Now the cost is $10 billion more. Years of delays have been expensive.  

CBC report in March wrote, “The projected cost of twinning the Trans Mountain pipeline has nearly tripled because of natural disasters, environmental protection measures and rising debt payments…”  

Delays in the receipt of the myriad of permits issued by municipal, provincial, and federal regulators increased costs and reduced productivity.

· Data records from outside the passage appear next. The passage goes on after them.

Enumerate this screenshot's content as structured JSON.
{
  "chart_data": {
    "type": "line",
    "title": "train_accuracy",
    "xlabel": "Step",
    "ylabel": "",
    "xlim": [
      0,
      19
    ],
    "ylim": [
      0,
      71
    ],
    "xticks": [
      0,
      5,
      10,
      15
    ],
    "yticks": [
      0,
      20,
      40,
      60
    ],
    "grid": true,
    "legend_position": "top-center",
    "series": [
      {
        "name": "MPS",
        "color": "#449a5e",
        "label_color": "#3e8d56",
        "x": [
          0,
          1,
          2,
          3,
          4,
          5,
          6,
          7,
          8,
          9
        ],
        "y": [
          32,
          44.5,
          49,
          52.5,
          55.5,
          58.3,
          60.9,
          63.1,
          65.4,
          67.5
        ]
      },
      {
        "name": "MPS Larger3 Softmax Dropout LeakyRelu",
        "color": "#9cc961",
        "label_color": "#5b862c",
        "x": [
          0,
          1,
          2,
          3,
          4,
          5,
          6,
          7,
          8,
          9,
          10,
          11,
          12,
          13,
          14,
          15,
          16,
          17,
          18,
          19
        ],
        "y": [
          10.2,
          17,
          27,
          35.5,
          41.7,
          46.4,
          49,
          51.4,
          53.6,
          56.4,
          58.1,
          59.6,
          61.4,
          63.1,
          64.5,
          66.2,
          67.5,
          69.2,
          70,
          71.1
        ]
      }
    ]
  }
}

The new government owner has been extraordinarily cautious on potential environmental impacts because of the intense scrutiny it is under compared to a private operator. 

The pandemic was an unplanned setback resulting in additional costs for worker testing, housing, and protective equipment. The 2021 B.C. flooding was also costly. 

The two causes cited by TMX for $4.3 billion of the recent cost increase were “productivity challenges” and “schedule pressures.” 

Like making pipelines election issues, court challenges, and systematic permit delays. 

Who’s to blame?  

Time is money for major capital projects. 

None of the outraged citizens, environmental activists, intervenors, politicians, or regulators that have opposed or delayed TMX to advance their own agendas have expressed any regret. 

Nor will they bear any financial responsibility for the huge direct and indirect costs to Canada and its citizens.  

David Yager is an oilfield service executive, oil and gas writer, and energy policy analyst. He is author of From Miracle to Menace – Alberta, A Carbon Story. This article first appeared on the Canadian Energy Centre’s website on June 27, 2022.